Nähert man sich dem Werk in der Reihenfolge des Erscheinens, werden allerdings nach und nach die Verflechtungen der Geschichten deutlich: Familienverzweigungen, historische Bezüge, philosophische Weltbilder ergeben ein Ganzes, das aus real Erlebtem ebenso besteht wie aus im Traum oder Wahn Imaginiertem. Das Einlassen darauf lohnt sich: Nichts Schwammiges ist in dieser Sprache, Goubrans Poesie ist sinnlich; assoziativ und bildreich zeichnet er die handelnden Figuren.
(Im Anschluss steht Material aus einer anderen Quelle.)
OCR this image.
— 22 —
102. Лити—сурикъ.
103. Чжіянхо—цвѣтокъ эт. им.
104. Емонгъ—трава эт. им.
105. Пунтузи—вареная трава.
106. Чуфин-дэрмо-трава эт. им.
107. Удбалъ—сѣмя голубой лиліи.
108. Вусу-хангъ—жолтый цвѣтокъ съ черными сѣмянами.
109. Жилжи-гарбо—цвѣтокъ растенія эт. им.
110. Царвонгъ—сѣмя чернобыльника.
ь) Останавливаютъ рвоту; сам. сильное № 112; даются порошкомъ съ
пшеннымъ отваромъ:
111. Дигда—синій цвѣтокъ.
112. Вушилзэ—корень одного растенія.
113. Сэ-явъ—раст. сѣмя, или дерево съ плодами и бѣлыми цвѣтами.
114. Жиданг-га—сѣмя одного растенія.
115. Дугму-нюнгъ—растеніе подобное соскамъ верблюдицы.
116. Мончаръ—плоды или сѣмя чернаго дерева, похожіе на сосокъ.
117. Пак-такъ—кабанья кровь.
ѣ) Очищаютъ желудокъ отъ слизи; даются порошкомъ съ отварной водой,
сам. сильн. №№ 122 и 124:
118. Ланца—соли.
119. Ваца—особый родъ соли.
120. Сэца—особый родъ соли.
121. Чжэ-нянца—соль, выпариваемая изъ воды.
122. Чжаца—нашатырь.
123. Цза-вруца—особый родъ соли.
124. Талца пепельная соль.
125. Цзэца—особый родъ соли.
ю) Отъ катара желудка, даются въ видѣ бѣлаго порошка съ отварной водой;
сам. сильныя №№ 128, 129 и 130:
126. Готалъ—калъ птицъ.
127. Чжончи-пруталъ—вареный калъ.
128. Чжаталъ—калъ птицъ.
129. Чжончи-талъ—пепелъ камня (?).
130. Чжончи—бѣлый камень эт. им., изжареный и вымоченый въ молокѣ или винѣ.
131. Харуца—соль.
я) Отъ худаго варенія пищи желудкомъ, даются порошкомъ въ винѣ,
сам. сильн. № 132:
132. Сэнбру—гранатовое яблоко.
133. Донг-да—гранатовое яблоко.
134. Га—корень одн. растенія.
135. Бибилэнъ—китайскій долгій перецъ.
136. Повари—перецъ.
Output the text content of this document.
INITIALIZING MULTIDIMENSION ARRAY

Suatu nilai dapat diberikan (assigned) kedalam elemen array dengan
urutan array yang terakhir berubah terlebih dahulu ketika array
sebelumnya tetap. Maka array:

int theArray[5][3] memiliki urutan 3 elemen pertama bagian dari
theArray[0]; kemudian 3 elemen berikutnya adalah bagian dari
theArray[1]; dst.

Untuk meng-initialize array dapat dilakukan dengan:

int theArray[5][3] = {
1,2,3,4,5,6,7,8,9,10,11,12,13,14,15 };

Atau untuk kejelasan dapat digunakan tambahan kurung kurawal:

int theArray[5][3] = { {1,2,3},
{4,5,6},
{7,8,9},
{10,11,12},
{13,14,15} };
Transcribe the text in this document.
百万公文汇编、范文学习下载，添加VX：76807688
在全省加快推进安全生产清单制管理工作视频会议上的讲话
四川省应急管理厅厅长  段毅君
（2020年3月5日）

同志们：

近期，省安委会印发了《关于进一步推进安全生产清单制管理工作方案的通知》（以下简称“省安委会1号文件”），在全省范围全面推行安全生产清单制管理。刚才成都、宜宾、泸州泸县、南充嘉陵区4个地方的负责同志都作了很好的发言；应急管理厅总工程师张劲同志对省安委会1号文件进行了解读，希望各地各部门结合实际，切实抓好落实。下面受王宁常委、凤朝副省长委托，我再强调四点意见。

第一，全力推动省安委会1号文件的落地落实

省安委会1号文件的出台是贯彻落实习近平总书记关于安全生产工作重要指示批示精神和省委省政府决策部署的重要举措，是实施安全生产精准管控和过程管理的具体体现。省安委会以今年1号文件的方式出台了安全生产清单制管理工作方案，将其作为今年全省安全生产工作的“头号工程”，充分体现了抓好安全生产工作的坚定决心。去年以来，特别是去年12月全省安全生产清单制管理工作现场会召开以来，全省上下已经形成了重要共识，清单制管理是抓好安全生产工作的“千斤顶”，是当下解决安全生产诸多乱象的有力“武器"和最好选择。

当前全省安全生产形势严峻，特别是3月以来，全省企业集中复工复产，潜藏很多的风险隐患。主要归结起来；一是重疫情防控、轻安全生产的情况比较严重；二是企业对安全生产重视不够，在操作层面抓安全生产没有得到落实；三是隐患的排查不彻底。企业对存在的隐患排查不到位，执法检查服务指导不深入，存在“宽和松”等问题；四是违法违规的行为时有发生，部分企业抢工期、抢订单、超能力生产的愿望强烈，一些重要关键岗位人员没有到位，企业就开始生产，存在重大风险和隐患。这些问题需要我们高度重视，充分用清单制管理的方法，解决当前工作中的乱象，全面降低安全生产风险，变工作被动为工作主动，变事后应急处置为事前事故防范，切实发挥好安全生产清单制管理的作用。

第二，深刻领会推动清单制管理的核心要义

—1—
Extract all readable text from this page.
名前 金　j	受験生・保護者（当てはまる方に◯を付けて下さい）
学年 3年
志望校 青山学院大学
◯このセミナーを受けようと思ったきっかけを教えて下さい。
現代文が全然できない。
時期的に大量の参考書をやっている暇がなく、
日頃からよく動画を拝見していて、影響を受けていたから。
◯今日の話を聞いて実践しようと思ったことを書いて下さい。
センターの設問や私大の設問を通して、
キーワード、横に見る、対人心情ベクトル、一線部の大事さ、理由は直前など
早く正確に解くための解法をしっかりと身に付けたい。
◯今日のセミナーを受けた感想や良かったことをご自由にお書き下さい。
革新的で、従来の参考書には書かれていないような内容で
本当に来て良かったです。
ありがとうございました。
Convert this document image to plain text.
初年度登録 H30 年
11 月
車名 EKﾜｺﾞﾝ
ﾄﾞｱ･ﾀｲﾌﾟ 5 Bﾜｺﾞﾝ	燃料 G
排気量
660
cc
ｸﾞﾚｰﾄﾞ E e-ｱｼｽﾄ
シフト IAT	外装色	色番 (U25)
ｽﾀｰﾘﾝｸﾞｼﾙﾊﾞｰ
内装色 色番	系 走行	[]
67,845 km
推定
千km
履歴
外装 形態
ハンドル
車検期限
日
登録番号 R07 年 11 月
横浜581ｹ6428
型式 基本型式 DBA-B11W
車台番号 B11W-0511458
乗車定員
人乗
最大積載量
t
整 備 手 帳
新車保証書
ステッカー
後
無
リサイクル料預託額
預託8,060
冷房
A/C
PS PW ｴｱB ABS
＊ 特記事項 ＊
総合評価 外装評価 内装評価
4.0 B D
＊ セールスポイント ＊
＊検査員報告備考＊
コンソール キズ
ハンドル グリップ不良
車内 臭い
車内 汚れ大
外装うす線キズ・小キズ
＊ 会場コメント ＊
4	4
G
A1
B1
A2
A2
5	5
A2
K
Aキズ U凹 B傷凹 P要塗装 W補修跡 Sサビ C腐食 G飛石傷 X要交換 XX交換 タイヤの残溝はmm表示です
Da ist etwa Elias im gleichnamigen Roman, der in unterschiedlichen Lebensphasen auch in anderen Büchern des Zyklus´ auftaucht. Hier reist er durch ein Brasilien abseits der Tourismusprospekte, trifft auf seiner Odyssee zwielichtige Figuren, zelebriert das Sehen und Schauen ohne jede Sozialromantik und erlebt die Lust am Leben. Das hat die Leserin am Ende des Vorgängerbandes „Der große Blabla“ nicht erwartet. Darin sind in einem dystopischen Wien bis auf Elias, den „großen Blabla“, der inzwischen als Professor Schwarzkogler Leiter einer Nervenheilanstalt ist, alle tot: der Theaterdisponent Muschg, der Journalist Münther, der Schriftsteller Aumeier, aber auch Elias´ Frau Isabel, Anna, die einstige Lebensgefährtin Münthers und das Kind Alice.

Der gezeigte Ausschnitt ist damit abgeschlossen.